La professeure italo-américaine Mariana Mazzucato n’y va pas de main morte. Selon elle, les grands cabinets de conseil «n’ont aucune expertise dans les domaines qu’ils conseillent» («The McKinseys and the Deloittes have no expertise in the areas that they’re advising in», interview dans le «Financial Times» du 13 février).
La flèche est un tantinet outrancière et l’archère habituée des propos à l’emporte-pièce, elle que l’on retrouve nommée à diverses fonctions d’experte (auprès de l’OMS, de la Commission européenne ou encore du gouvernement écossais par exemple) et à la tête d’institutions promouvant l’action publique dans la sphère économique.
Un pareil pedigree explique pourquoi l’économiste, qui a accompagné les candidatures de personnalités aussi marquées que Bernie Sanders et Alexandria Ocasio-Cortez dans les campagnes présidentielles américaines, se montre à ce point féroce à l’endroit de ces parangons des meilleures pratiques («best practices») que sont les McKinsey et autres Deloitte.

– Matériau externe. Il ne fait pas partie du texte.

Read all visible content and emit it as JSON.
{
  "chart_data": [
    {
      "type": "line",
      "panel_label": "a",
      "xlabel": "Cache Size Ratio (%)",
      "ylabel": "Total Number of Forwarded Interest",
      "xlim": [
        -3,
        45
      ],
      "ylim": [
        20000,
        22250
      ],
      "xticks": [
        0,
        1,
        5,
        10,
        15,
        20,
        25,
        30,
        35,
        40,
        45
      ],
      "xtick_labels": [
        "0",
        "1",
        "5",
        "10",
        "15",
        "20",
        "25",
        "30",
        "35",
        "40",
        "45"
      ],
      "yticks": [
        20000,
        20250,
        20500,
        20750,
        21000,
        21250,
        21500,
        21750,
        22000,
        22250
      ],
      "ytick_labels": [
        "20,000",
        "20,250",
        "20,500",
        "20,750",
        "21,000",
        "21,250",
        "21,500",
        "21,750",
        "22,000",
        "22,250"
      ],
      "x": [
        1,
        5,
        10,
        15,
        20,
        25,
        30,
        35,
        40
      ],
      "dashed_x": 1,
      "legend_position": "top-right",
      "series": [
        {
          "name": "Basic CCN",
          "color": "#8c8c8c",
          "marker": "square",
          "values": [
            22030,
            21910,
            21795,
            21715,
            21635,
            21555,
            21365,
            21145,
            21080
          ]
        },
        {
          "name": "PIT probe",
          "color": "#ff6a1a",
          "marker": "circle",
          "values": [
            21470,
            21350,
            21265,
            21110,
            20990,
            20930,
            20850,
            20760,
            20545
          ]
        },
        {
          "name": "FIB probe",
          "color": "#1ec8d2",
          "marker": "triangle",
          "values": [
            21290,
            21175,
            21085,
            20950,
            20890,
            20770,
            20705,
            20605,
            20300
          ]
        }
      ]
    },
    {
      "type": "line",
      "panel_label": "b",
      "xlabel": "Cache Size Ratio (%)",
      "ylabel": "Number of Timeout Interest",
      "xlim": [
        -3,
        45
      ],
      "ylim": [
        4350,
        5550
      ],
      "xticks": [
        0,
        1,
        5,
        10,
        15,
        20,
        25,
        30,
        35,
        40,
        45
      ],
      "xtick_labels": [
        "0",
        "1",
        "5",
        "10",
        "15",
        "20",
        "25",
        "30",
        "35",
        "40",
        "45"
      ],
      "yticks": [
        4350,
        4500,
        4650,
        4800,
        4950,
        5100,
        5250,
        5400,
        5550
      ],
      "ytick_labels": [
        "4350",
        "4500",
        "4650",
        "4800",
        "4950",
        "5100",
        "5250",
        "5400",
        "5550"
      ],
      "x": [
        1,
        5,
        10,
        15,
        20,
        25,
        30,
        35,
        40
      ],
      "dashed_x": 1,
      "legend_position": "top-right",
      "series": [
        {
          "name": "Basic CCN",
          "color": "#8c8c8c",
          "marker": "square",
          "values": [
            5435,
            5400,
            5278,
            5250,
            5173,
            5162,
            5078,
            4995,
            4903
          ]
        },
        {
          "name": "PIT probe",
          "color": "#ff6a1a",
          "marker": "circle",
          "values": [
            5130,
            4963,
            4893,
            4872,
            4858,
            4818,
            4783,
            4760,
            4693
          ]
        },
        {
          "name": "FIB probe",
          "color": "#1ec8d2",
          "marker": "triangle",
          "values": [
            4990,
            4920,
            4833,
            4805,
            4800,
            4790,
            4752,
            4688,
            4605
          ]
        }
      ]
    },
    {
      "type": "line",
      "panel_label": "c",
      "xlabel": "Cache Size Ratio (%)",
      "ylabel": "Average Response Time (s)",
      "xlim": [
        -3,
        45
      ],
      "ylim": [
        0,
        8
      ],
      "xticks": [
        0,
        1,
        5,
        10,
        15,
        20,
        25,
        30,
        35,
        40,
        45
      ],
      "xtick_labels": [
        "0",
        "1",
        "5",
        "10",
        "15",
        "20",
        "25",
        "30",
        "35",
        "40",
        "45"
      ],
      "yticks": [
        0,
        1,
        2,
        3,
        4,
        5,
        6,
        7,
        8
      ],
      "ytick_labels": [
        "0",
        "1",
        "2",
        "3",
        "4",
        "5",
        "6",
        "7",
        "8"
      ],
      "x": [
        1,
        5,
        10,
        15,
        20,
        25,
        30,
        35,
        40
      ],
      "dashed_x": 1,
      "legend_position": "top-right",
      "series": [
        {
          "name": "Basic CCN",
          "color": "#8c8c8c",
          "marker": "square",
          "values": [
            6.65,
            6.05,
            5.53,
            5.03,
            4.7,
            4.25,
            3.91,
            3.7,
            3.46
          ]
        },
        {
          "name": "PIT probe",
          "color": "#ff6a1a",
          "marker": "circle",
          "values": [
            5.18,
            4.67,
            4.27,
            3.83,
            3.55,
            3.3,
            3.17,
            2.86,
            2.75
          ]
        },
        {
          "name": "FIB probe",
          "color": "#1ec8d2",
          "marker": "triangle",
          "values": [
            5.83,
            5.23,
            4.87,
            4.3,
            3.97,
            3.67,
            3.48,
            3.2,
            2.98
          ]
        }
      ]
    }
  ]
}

Elle exagère sans doute lorsqu’elle dénonce la façon qu’ils ont de s’accrocher à leurs mandats et assure qu’«ils en savent moins qu’ils ne le prétendent, et coûtent plus cher qu’ils ne rapportent».

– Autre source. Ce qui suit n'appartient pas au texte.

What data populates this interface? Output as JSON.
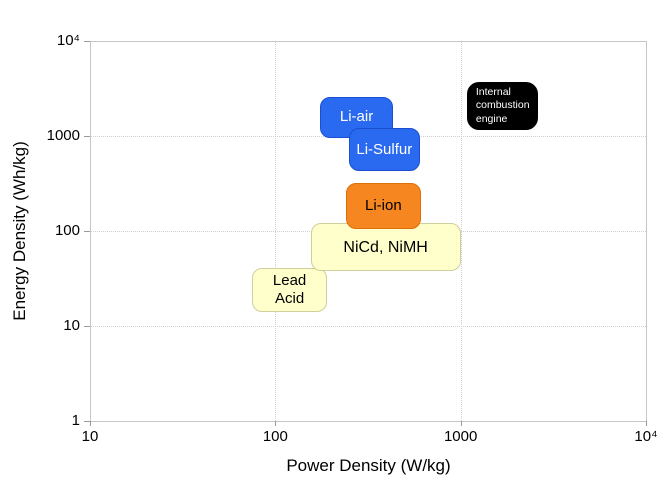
{
  "chart_data": {
    "type": "area",
    "title": "",
    "xlabel": "Power Density (W/kg)",
    "ylabel": "Energy Density (Wh/kg)",
    "xscale": "log",
    "yscale": "log",
    "xlim": [
      10,
      10000
    ],
    "ylim": [
      1,
      10000
    ],
    "grid": "dotted",
    "legend": "none",
    "frame_color": "#c6c6c6",
    "grid_color": "#cfcfcf",
    "x_ticks": [
      {
        "value": 10,
        "label": "10"
      },
      {
        "value": 100,
        "label": "100"
      },
      {
        "value": 1000,
        "label": "1000"
      },
      {
        "value": 10000,
        "label": "10⁴"
      }
    ],
    "y_ticks": [
      {
        "value": 10000,
        "label": "10⁴"
      },
      {
        "value": 1000,
        "label": "1000"
      },
      {
        "value": 100,
        "label": "100"
      },
      {
        "value": 10,
        "label": "10"
      },
      {
        "value": 1,
        "label": "1"
      }
    ],
    "regions": [
      {
        "id": "lead-acid",
        "label": "Lead\nAcid",
        "power_range_W_per_kg": [
          75,
          190
        ],
        "energy_range_Wh_per_kg": [
          14,
          41
        ],
        "fill": "#ffffcc",
        "border": "#cfcf9c",
        "text_color": "#000000"
      },
      {
        "id": "nicd-nimh",
        "label": "NiCd, NiMH",
        "power_range_W_per_kg": [
          155,
          1000
        ],
        "energy_range_Wh_per_kg": [
          38,
          120
        ],
        "fill": "#ffffcc",
        "border": "#cfcf9c",
        "text_color": "#000000"
      },
      {
        "id": "li-ion",
        "label": "Li-ion",
        "power_range_W_per_kg": [
          240,
          610
        ],
        "energy_range_Wh_per_kg": [
          105,
          320
        ],
        "fill": "#f6861f",
        "border": "#dd6f08",
        "text_color": "#000000"
      },
      {
        "id": "li-air",
        "label": "Li-air",
        "power_range_W_per_kg": [
          175,
          430
        ],
        "energy_range_Wh_per_kg": [
          950,
          2600
        ],
        "fill": "#2a6af0",
        "border": "#1a50cf",
        "text_color": "#ffffff"
      },
      {
        "id": "li-sulfur",
        "label": "Li-Sulfur",
        "power_range_W_per_kg": [
          250,
          600
        ],
        "energy_range_Wh_per_kg": [
          430,
          1200
        ],
        "fill": "#2a6af0",
        "border": "#1a50cf",
        "text_color": "#ffffff"
      },
      {
        "id": "ice",
        "label": "Internal\ncombustion\nengine",
        "power_range_W_per_kg": [
          1080,
          2600
        ],
        "energy_range_Wh_per_kg": [
          1150,
          3700
        ],
        "fill": "#000000",
        "border": "#000000",
        "text_color": "#ffffff"
      }
    ]
  }
}
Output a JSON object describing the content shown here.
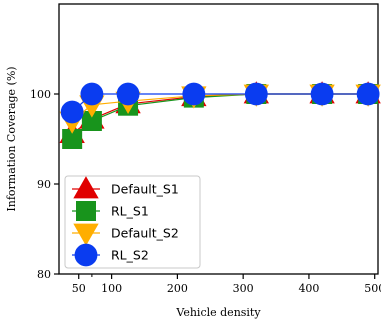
{
  "chart_data": {
    "type": "line",
    "xlabel": "Vehicle density",
    "ylabel": "Information Coverage (%)",
    "xlim": [
      20,
      505
    ],
    "ylim": [
      80,
      110
    ],
    "xticks": [
      50,
      100,
      200,
      300,
      400,
      500
    ],
    "xticks_minor": [
      70
    ],
    "yticks": [
      80,
      90,
      100
    ],
    "grid": false,
    "legend_position": "lower-left",
    "series": [
      {
        "name": "Default_S1",
        "color": "#e00000",
        "marker": "triangle-up",
        "x": [
          40,
          70,
          125,
          225,
          320,
          420,
          490
        ],
        "y": [
          95.6,
          97.2,
          98.9,
          99.7,
          100,
          100,
          100
        ]
      },
      {
        "name": "RL_S1",
        "color": "#18941c",
        "marker": "square",
        "x": [
          40,
          70,
          125,
          225,
          320,
          420,
          490
        ],
        "y": [
          95.0,
          97.0,
          98.7,
          99.6,
          100,
          100,
          100
        ]
      },
      {
        "name": "Default_S2",
        "color": "#ffae00",
        "marker": "triangle-down",
        "x": [
          40,
          70,
          125,
          225,
          320,
          420,
          490
        ],
        "y": [
          97.0,
          98.8,
          99.2,
          99.8,
          100,
          100,
          100
        ]
      },
      {
        "name": "RL_S2",
        "color": "#0a3cf0",
        "marker": "circle",
        "x": [
          40,
          70,
          125,
          225,
          320,
          420,
          490
        ],
        "y": [
          98.0,
          100,
          100,
          100,
          100,
          100,
          100
        ]
      }
    ]
  }
}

S’il est vrai que l’histoire récente est émaillée d’échecs et de déconvenues en lien avec l’appel fait à leurs services, tant dans le secteur privé (Ernst & Young chez Lehman Brothers, Arthur Andersen chez Enron) que dans la sphère étatique (McKinsey à l’Élysée), on doit reconnaître aussi que le recours à des conseils externes est le signe d’une certaine impuissance, ou d’une incapacité à se livrer soi-même à la recherche d’informations pertinentes et d’exemples de bonnes pratiques.
Inexpérience? Manque de temps? Lassitude? Paresse d’esprit? Il y a sans doute un peu de tout cela dans le recours fréquent des capitaines d’industrie et des chefs d’État ou de gouvernement à ces conseils externes. Manière également, peut-être, de se défausser de ses responsabilités…
On a eu parfois l’occasion ici de mesurer l’étendue de leur influence, mais aussi les limites de leur compétence. Tel cabinet a ainsi joué un rôle déterminant dans la disparition prématurée d’un titre glorieux de la presse romande, de même que les appréciations de tel autre auditeur quant à la valeur de revente d’un établissement privé de soins ont conduit à une réduction sévère de la «biodiversité» sanitaire du canton.
Peu importe l’identité des protagonistes, ce qui compte en l’espèce, c’est de souligner combien l’habitude (le réflexe?) de s’appuyer sur des tiers a pris de l’importance à tous les niveaux décisionnels de l’économie privée comme publique.
Mazzucato y voit toutes les raisons de militer en faveur d’une intervention accrue de l’État en matière de recherche et d’innovation. On pourrait plus simplement souhaiter que chacun des mandants, au lieu de s’en défausser, assume pleinement ses responsabilités.